I was working on a post about the whole question of whether health insurance would really be affordable under the health care bill before the Senate, when I actually stumbled on a somewhat different point. This is a chart I made based on Consumer Expenditure Survey data showing health care spending as a proportion of income and as a proportion of household expenditures, broken down by income quintile:


What I think this really should remind us of is the basic fact that being poor in America is not affordable situation. For the bottom 40 percent, overall expenditures substantially exceed income. Indeed, the bottom 20 percent spend over 100 percent of their pre-tax income on housing and transportation alone. They have literally no extra income “left over” for food, utility bills, and clothing to say nothing of health care.
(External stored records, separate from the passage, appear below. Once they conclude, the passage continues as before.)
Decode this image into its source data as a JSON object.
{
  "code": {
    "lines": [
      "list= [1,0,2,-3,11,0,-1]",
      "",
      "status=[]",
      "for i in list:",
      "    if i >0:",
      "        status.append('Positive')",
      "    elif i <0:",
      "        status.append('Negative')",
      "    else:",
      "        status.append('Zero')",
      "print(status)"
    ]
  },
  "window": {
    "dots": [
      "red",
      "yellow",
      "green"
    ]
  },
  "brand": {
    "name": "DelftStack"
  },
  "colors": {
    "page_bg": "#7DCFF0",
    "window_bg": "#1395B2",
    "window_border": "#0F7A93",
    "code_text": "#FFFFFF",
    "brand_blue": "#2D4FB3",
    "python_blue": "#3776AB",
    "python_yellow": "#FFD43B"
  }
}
Which is just to say that to look at the health care situation in isolation and say “does this legislation really make it affordable?” is to an extent to miss the point. It’s already not affordable. Nothing is affordable at the bottom of the pyramid. The bill is, however, highly redistributive. The extra tax burdens will fall overwhelmingly on prosperous people, and gives a bunch of extra money & services to people in the bottom half. Unless you think health care is a really frivolous expenditure item such that getting more of it will do very little good (this, for example, is cool but totally useless and bizarrely expensive) then it’s hard for me to see how economically struggling families don’t on balance come out of this less economically struggling.